Буран (Голубев) - страница 3

— Город надо... Комитет заявить... Нэ карош руссиш, — потом приказал ребятам сегодня кончить корзинки, а сам ушел из мастерской.

Тотчас Сенька прибежал назад, прошел в спальню, вытащил из постели два пальто и две шапки, прихватил Колькины валенки и убежал в избушку Тайдана. Там на печке за трубой сидел Колька и плакал.

— Колька, слезай скорей, одевайся да айда на улицу.

Колька живо соскочил с печки, оделся.

— Совсем убегу... чорт с ними... Давно собирался, да как-то боязно было, а теперь убегу, — решительно заявил Колька.

— И я с тобой, Колька, — ладно?

— Айда! Подвяжись вот веревкой — теплее.

Оделись, только бы итти, а в дверь Тайдан, приютский сапожник, седенький старикашка.

— Куда?

— Катерина Астафьевна за молоком посылает, — соврал Колька.

— A-а, добре... Ну, жарьте, чай с молоком будем пить... Нате-ка вот рукавицы, все теплее, — и Тайдан подал Кольке свои рукавицы.

Кольке стало неловко, что он обманывает Тайдана, и он не хотел брать рукавиц.

— Ну вот, что за разговоры? бери, бери... сегодня мороз здоровый.

Вышли из избушки, забежали на задний двор; Колька достал спрятанную им корзинку, они перемахнули через забор, ударились в проулок.

— Хлеба не захватил! — спохватился Сенька, — все время думал, что надо, а как выбежали, так забыл.
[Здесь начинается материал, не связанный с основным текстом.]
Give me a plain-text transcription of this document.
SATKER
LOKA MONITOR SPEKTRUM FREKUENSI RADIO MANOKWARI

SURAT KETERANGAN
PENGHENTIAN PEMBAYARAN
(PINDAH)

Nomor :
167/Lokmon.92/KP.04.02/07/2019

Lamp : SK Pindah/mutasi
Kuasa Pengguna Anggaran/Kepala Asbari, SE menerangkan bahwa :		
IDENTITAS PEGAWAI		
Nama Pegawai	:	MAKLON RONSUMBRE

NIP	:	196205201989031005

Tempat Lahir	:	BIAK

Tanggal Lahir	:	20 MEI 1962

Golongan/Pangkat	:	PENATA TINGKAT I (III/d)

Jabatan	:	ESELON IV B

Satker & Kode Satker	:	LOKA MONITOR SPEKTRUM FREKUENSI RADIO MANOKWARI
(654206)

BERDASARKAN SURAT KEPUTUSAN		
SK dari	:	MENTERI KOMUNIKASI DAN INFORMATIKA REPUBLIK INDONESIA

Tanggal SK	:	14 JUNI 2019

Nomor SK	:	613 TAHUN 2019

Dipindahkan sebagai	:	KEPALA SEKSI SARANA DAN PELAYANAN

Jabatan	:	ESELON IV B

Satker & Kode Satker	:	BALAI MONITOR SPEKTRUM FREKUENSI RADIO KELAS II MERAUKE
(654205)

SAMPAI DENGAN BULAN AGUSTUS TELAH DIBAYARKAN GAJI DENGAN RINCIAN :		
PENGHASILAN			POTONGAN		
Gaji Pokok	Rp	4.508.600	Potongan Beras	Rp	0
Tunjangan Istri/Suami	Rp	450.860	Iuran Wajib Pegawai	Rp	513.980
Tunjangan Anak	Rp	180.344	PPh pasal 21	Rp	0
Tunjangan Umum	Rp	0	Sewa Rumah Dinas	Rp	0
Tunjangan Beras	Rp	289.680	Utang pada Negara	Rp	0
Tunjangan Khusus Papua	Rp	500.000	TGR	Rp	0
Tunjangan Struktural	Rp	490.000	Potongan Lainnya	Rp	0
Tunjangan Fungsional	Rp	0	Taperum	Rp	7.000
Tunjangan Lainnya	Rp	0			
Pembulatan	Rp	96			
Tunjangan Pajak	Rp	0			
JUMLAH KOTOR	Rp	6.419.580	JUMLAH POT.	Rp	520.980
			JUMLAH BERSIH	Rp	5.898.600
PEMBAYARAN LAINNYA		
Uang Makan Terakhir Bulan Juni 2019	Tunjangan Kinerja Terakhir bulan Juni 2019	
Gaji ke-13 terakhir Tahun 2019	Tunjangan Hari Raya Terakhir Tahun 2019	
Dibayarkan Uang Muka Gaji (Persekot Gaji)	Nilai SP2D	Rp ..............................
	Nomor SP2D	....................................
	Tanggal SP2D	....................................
— Ничего, на корзинку выменяем, — сказал Колька и зашел в крайнюю избу.

— Видишь, вот и хлеб есть, — показал Колька краюху хлеба и спрятал ее за пазуху.

Скоро они вышли за деревню в поле. Остановились и разыскали глазами крышу приюта.

Кольке представилась вонючая тесная спальня, Мишка Козырь, грязная мастерская с злым мастером, сухая, старая заведующая, — никогда не улыбающаяся, вечно ворчливая, с постоянными наставлениями, выговорами, наказаниями...

— Тьфу! — плюнул Колька, — Тайдана только жалко, а то бы спалил — пусть все горит!.. Побежим, Сенька, а то еще, пожалуй, догонять пустятся.

И два невольника, вырвавшиеся на свободу, рысью побежали к лесу.


II. НА СВОБОДЕ

В сосновом бору было тихо и бело. Только изредка потрескивали сухие сучки под тяжестью осыпающегося с вершин снега.

— Стой, Сенька!

Остановились, перевели дух... В лесу никого.

— Чувствуешь, Сенька, — ни старухи, ни Шандора, ни Козыря, ни проклятых корзин! Понимаешь, одни мы! Хорошо... Ура! — крикнул Колька, и где-то звонко-звонко отозвалось: а? — а?

— Кто-то кричит, — испугался Сенька.

— Никто... это мой голос отдается. Слушай, я крикну: прощай!

А в лесу, как будто кто убегая кричал: ай, ай, ай!

— Мы убежали совсем! — кричал Колька.

А в лесу отвечало: ем, ем, ем!

— Не вернемся никогда!

А веселое эхо подтверждало: да, да, да!